Now that’s what I call a post …
Is this what happens when you buy your produce from The Mad Gardener Abdul Alhazred?
By chance would these nettles still have the little spikey bits on them? I have a … um … project.
Funny, just this week my aunt suggested hortica (nettle) tea for my allergies and inflammation. And, I did buy some, but in retrospect, her sales pitch was pretty bland in comparison to this.
Nah, they have to be fresh. Even blanching them immediately destroys the histamines.
Oh well, so much for that plan.
At one point I had harvested the nettles from the lawn to use in beer, but I never got around to it and I haven’t done any homebrewing in recent years for a variety of reasons.
You do see the occasional microbrew made with nettles, though.
I bet @jlw is starting to regret asking H. G. Lovecraft to cover for Mark this week.
J Peterman should license this post and offer the product at twice the going rate.
But don’t these miraculous, yet literally pain in my ass, plants grow well… “like weeds” pretty much all over the world? I live in a pretty dry and hot area of So. Cal. and we’ve got them (often where you don’t expect them), and a friend of mine reports them popping up in her garden in soggy dark England…
I’d bet you could grow them pretty much anywhere.
Yep. I just got some nettle seeds for next spring last week.
I pick stinging nettle in my yard, it is all over the place. I use it to make nettle bread, which is … tasty. Maybe you could rehydrate your nettle and make some:
I hope you had a better experience with this alien dimension prickly herb than I did with my recent Sweet Aztec Herb tea. I’ve been growing the plant for a while, and right on the little spike thing it says 1000 times sweeter than sugar, use to sweeten tea. So, I made tea with a bunch of the leaves and flowers, muddled them up, let steep a while. It was pretty good, pretty sweet. Then, I started getting pretty nauseous. I did some reading, and apparently you’re only supposed to use a little bit, because the leaves contain camphor. I thought I was going to die. But, I didn’t. I really have an urge to build a ziggurat though.

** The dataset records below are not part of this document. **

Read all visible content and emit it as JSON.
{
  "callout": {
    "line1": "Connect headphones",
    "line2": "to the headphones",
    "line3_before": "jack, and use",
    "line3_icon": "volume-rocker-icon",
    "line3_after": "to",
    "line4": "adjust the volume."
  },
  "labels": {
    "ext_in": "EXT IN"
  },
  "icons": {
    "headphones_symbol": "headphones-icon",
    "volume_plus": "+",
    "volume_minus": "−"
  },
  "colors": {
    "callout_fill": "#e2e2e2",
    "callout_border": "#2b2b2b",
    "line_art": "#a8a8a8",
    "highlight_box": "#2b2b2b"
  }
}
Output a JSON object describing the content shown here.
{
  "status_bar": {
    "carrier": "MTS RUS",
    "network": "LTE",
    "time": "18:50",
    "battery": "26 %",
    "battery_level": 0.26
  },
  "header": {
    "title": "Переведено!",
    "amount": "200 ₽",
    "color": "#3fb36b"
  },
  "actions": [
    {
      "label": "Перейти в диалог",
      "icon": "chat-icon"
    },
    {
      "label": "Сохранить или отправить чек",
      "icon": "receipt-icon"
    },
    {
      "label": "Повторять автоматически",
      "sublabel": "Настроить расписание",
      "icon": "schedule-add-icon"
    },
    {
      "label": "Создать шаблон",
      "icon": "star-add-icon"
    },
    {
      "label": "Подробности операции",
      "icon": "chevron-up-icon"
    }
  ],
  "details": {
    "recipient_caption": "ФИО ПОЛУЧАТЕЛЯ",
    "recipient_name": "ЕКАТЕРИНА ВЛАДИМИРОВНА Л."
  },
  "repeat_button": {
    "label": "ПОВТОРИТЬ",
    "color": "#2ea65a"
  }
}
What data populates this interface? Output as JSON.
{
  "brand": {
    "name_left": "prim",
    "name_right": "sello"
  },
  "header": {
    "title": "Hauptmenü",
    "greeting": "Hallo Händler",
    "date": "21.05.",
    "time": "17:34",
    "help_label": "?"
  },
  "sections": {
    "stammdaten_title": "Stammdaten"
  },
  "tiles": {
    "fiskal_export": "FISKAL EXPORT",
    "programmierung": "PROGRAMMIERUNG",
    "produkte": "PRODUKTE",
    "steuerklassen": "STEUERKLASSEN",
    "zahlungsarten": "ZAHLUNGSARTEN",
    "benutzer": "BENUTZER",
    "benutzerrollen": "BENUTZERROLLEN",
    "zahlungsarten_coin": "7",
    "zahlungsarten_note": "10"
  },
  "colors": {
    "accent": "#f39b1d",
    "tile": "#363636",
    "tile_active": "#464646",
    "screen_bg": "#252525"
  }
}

The Tibetan Buddhist guru Milarepa lived on stinging nettle during most of his time spent as a hermit. It was said his skin and hair turned green.
I had a concoction at a festival once based on nettle beer. With shrooms in it. The taste was… weird.
Nettle tea is delicious & nutritious. Even if you don’t have allergies, it’s full of iron. Also makes a great earthy-tasting soup. Handle with gloves to wash & de-stem the leaves. Once they’re cooked they lose their sting.
The webmd site has some interesting nutritional info on nettle leaf.